Welcome to our weekly Film Queue.
This is a segment in which we will discuss the films we have watched from one week to the next. We will try and keep it brief unless one film has an impact that inspires us to go a little more in-depth.
So, before I dive in, I have to state that I didn’t realize how many films I’ve seen until I started working on this. I frankly don’t want to take up too much time so I’m going to begin and try to keep it quick.
Monday January 11th – Sunday January 17th
The Danish Girl (2015)
Directed by Tom Hooper
I guess I just don’t like Tom Hooper very much. I think he’s a fine director who has a relatively interesting eye, but I find him to be a bit of a bore. His films aren’t for me. I’m sorry to those that enjoy his work, but it’s not that I think his films are necessarily bad, they just don’t interest me. Alicia Vikander is great in this (really, really great) and Eddie Redmayne is good.
Sex, Lies and Videotape (1989)
Directed by Steven Soderbergh
The initial spark which started the fire that caused a huge revolution in independent cinema. It’s a safe argument that without this film, we wouldn’t have some of our contemporary directors working in their field. It’s a bit of a slow burn, but it picks up and surprises you in the climatic finale (no pun intended).
Young Frankenstein (1972)
Directed by Mel Brooks
I grew up watching Spaceballs, and that was about the only Mel Brooks film that I had seen until the incredible Blazing Saddles. I was looking forward to see more of his films, and I went into this being extremely excited, but, unfortunately, it just didn’t do too much for me. It doesn’t dissuade me from watching more of his filmography, it just allows me to space them out a little as I do.
The Pinochet Case (2001)
Directed by Patricio Guzman
A documentary regarding the aftermath of the crimes and coup that was committed by Augusto Pinochet in Chile. As my parents and family were born in Chile, and as they needed to move out of the country to Canada to keep themselves safe, this film hit very close to home. At times, it was a bit of a tough watch.
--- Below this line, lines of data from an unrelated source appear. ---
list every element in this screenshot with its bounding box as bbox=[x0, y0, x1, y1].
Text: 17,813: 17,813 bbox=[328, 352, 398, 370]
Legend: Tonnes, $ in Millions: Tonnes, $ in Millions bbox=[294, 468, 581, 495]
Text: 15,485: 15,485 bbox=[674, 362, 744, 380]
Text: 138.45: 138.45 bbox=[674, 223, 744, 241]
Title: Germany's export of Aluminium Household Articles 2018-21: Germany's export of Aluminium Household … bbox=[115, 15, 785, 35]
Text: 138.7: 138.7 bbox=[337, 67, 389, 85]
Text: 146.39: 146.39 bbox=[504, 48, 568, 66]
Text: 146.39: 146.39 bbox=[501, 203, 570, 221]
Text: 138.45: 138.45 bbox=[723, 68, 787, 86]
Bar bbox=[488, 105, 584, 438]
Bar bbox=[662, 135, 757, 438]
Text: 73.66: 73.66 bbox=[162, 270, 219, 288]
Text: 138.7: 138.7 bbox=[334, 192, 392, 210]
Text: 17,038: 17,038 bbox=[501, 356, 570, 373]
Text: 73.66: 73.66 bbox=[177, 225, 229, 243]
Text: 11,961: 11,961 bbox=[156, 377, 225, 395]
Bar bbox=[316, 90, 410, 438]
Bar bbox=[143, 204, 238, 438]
Star Wars: The Force Awakens (2015)
Directed by J.J. Abrams
I have officially seen this film three times in the theatres now, so I have finally figured out how I feel about the film: I like it. It’s a lot of fun to see the universe back on the big screen.
Side by Side (2012)
Directed by Christopher Kenneally
An informative documentary about the differences between film and digital photography. It continues the ongoing debate about the pros and cons of each format. We hear them first-hand as Keanu Reeves interviews some of the best working directors, including: Martin Scorsese, David Lynch, Christopher Nolan, David Fincher, Danny Boyle, and much more. They keep it simple and put their arguments into layman’s terms as they explain their reasoning for why they’ll stay with film or move to digital.
About Time (2013)
Directed by Richard Curtis
Starring Domhnall Gleeson, Rachel McAdams, Bill Nighy, and, for a brief moment, Margot Robbie, this film easily oozes charm and sweetness. It’s a time travel film that doesn’t really focus on the actual science or understanding of traveling through time. It’s told matter-of-factly, and Tim (and the audience, for that matter) just have to accept it as so. The film cares more about making sure that the people within the film (and again, the audience as well) cherish life. Even the bad days.
Directed by Matt Reeves
Take it as you may, but this and Paranormal Activity helped bring found footage to the forefront of cinema. Unfortunately, not everything that comes out is as strong or justified in its use of the format, but nevertheless, people realized you can take the audience out of their seats and immerse them in the story. You are one with the events in the film.
127 Hours (2010)
Directed by Danny Boyle
Danny Boyle may have been the perfect person to tell this version of 127 Hours. Boyle, who’s used his fair share of digital cameras, uses them in such a great manner to tell this rewarding story. We are with Aron with every step, jump, fall and cut. James Franco, as Aron, is charming. Aron is in his second home out there and couldn’t be happier. Until tragedy befalls him. But, he’s in his element. Due to the film being shot digitally and handheld, it feels entirely immediate.
Shallow Grave (1995)
Directed by Danny Boyle
After familiarizing myself with a director’s work and style, I always enjoy going back to the first film they made and seeing if there are any early flourishes of their style. They’re usually minimal, but they’re there. Shallow Grave is wonderfully dark and twisted, and it is an absolute joy to watch. A wonderfully dark debut to an under appreciated director.